Mucho se habla de SOA ultimamente, son las siglas de moda en la arquitectura T.I. Las ofertas de empleo hablan de SOA, google arroja más de 40 millones de resultados…  Sin embargo, en este artículo quiero volver un poco al origen,  repasar los conceptos básicos, la esencia de lo que significa este concepto.

Según una de las definiciones que más me gusta, la de Mary E. Shacklett, SOA es:

… una técnica que ha surgido del desarrollo de software orientado a objetos que fue evolucionando hacia la creación de servicios web que encapsulan piezas de software de negocio usadas en la web para coordinar procesos de negocio de empresa.
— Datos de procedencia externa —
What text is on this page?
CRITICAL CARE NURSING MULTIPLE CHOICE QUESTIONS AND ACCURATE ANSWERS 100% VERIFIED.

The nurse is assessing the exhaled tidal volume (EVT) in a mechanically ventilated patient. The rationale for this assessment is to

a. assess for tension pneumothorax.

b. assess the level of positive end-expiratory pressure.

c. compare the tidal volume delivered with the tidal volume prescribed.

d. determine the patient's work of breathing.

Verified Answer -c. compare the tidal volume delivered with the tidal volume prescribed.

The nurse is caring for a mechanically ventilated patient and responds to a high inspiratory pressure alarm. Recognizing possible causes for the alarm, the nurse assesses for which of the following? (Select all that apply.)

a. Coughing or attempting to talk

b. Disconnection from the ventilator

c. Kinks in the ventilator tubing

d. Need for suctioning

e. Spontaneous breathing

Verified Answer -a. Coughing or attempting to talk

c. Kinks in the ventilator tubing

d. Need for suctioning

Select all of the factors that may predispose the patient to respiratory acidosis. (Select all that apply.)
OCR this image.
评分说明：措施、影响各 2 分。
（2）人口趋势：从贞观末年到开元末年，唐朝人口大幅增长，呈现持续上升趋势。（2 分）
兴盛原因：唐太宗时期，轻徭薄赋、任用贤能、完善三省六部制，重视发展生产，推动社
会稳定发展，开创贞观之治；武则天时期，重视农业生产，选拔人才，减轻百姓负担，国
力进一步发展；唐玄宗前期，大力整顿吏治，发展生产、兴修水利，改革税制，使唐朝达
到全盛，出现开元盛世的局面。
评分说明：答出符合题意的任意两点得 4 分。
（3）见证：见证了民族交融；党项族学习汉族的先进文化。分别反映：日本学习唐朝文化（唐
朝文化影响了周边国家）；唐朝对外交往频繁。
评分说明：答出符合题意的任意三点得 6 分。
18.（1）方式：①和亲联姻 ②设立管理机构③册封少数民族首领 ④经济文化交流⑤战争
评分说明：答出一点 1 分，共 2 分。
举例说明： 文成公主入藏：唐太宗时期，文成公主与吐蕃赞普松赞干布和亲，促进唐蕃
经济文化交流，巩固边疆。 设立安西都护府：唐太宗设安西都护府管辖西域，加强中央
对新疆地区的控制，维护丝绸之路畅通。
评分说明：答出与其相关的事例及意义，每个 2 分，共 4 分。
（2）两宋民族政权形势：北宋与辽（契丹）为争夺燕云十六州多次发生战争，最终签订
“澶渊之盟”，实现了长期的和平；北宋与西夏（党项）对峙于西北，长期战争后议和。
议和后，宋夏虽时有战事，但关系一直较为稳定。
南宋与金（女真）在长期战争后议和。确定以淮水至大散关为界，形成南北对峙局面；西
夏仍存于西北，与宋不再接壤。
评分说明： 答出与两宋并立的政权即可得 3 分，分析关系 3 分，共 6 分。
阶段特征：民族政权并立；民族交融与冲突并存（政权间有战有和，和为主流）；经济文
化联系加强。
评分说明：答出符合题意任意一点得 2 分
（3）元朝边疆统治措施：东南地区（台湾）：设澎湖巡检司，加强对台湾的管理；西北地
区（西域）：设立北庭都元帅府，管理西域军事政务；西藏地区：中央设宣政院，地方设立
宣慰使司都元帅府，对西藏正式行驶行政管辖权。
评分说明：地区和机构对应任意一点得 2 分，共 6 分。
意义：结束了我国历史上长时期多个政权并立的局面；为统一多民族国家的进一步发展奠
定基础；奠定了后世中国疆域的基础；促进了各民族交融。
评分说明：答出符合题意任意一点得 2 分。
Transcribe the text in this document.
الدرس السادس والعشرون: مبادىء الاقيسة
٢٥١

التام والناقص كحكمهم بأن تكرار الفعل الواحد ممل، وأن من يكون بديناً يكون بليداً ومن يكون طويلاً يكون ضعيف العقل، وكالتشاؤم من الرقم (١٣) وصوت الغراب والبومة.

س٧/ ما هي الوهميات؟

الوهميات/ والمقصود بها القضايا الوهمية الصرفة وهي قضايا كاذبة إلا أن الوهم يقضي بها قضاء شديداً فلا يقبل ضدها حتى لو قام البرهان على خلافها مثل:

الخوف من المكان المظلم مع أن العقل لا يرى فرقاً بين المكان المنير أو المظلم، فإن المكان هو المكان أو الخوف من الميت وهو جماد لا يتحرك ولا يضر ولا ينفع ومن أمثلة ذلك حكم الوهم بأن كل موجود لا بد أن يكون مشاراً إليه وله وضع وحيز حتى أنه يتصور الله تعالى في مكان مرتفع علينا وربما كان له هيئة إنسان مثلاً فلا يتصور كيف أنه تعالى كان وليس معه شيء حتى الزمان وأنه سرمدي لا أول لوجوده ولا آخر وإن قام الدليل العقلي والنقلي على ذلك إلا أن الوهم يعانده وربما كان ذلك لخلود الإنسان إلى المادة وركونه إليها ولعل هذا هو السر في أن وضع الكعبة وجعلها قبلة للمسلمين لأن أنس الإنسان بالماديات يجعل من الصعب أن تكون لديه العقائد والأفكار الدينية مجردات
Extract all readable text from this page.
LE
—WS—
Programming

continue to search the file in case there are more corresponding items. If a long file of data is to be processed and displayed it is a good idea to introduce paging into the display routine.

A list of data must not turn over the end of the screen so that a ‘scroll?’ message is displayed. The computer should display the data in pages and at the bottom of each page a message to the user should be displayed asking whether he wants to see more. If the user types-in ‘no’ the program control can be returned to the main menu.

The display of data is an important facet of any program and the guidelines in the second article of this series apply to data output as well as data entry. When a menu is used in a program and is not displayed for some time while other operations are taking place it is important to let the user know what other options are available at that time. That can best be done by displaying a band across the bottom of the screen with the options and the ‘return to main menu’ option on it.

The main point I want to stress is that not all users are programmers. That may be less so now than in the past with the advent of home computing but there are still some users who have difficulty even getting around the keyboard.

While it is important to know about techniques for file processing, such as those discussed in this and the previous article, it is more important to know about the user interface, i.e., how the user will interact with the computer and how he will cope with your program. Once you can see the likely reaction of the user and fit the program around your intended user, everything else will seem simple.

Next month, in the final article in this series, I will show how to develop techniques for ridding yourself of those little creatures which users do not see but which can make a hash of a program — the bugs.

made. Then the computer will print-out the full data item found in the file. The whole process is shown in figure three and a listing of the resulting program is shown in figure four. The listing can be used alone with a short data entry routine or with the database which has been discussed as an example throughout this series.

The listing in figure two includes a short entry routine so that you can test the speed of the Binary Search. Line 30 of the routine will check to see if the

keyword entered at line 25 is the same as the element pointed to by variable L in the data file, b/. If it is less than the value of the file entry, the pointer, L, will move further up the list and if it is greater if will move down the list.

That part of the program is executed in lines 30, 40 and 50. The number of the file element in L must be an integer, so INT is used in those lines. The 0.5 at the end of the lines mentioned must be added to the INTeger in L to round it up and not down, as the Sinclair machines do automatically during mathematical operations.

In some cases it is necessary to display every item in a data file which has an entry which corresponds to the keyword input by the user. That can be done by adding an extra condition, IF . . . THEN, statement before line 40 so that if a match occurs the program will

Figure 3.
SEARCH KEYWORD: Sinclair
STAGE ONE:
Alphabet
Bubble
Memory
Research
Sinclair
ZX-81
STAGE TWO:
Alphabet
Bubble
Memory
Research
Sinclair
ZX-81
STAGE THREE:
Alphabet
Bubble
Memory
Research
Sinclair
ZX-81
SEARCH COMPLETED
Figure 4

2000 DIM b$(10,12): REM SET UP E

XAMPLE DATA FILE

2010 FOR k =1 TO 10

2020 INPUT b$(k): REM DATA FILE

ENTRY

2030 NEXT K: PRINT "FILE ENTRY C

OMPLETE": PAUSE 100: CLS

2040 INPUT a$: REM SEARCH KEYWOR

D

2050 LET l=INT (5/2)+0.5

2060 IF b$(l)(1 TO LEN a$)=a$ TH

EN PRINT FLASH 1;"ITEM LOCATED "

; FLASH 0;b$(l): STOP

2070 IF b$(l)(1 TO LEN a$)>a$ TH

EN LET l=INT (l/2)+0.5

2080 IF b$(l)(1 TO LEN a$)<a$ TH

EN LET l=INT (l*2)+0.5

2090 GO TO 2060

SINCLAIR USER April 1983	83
Pero para entender realmente lo que significa SOA, es necesario examinar los principios sobre los que se asienta, son estos:

  1. Contratos de servicio estandarizados: forma parte de la esencia misma de un servicio. Para que se considere un servicio,  su interfaz de entrada/salida (su contrato con el cliente) tiene que estar explícitamente declarado. Los campos  que forman parte de este interfaz deben estar correctamente tipados y ser conocidos. Con la ayuda de los estándares como WSDL y XSD, el contrato del servicio está autodescrito.
    Por consiguiente, los servicios web con un campo de entrada y otro de salida, en el que se inserta a su vez un XML como contenido (que no está descrito en ninguna parte) no puede considerarse un servicio web, a pesar de que parece que son los que más abundan.
  2. Servicios con bajo acoplamiento: hace referencia al nivel de dependencia entre servicios, entre el proveedor y el consumidor. Cuanto menos acoplamiento se logra una mayor independencia para el diseño del servicio y su posterior evolución
  3. Abstracción: este principio pone el enfásis en ocultar los detalles internos del servicio, tanto como sea posible. El servicio debe ser una caja negra, únicamente definido por su contrato, que a su vez es el mínimo acoplamiento posible con el consumidor del mismo
  4. Reusabilidad: como es conocido, la arquitectura SOA no busca la sustitución de las lógicas de negocio actuales sino que proporciona una forma de reaprovechar todos estos activos encapsulandolos en servicios para que a su vez puedan ser reutilizados por otros servicios.
  5. Autonomia: Este principio indica que el servicio tiene un alto grado de control sobre su entorno de ejecución y sobre la lógica que encapsula
  6. Sin estado: el tratamiento de una gran información de estado afectaría gravemente a la escalabilidad del servicio, poniendo en riesgo su disponibilidad. Idealmente, todos los datos que necesita el servicio para trabajar provienen de los parámetros de entrada.
  7. Capacidad de descubrimiento: al servicio se le dota de meta datos, gracias a los cuales puede ser descubierto de manera efectiva. Estos meta datos pueden ser interpretados de manera automática pudiendo ser reutilizados. Para ello es necesario disponer de un mecanismo de descubrimiento (llamado registro de servicios) como por ejemplo el UDDI.
  8. Composición: define la capacidad de un servicio para formar parte de un servicio más complejo. A medida de que la arquitectura SOA se consolide, los nuevos servicios (de más alto nivel) podrán implementarse a partir de los servicios de más bajo nivel ya existentes. La implementación de nuevos servicios se reducirá al mínimo y que los nuevos se crearán a partir de otros ya pre existentes.
  9. Interoperabilidad: este principio no formaba parte de los 8 principios originales ya que en realidad es una propiedad que forma parte de todos ellos.  Cada uno de los anteriores contribuye a la interoperabilidad de alguna manera. En las arquitecturas SOA, el problema de la falta de esta cualidad es uno de los más importantes. Hay que tener en cuenta que muchos de los servicios que intervienen se implementan con una tecnología diferente, incluso con un sistema operativo distinto.
    Por ejemplo, se puede tener un servicio realizado en Java ejecutándose sobre Linux que invoca a otro implementado en .net corriendo en una máquina con Windows. Históricamente las especificaciones que dan forma a los servicios web (como WSDL, SOAP, etc.) eran tan ambiguos que las dos partes estaban prácticamente condenadas a no entenderse. Iniciativas como el Basic Profile 1.0 han contribuido a eliminar estas ambiguedades, simplificando estos estándares, logrando que el consumidor y el proveedor del servicio puedan comunicarse entre sí.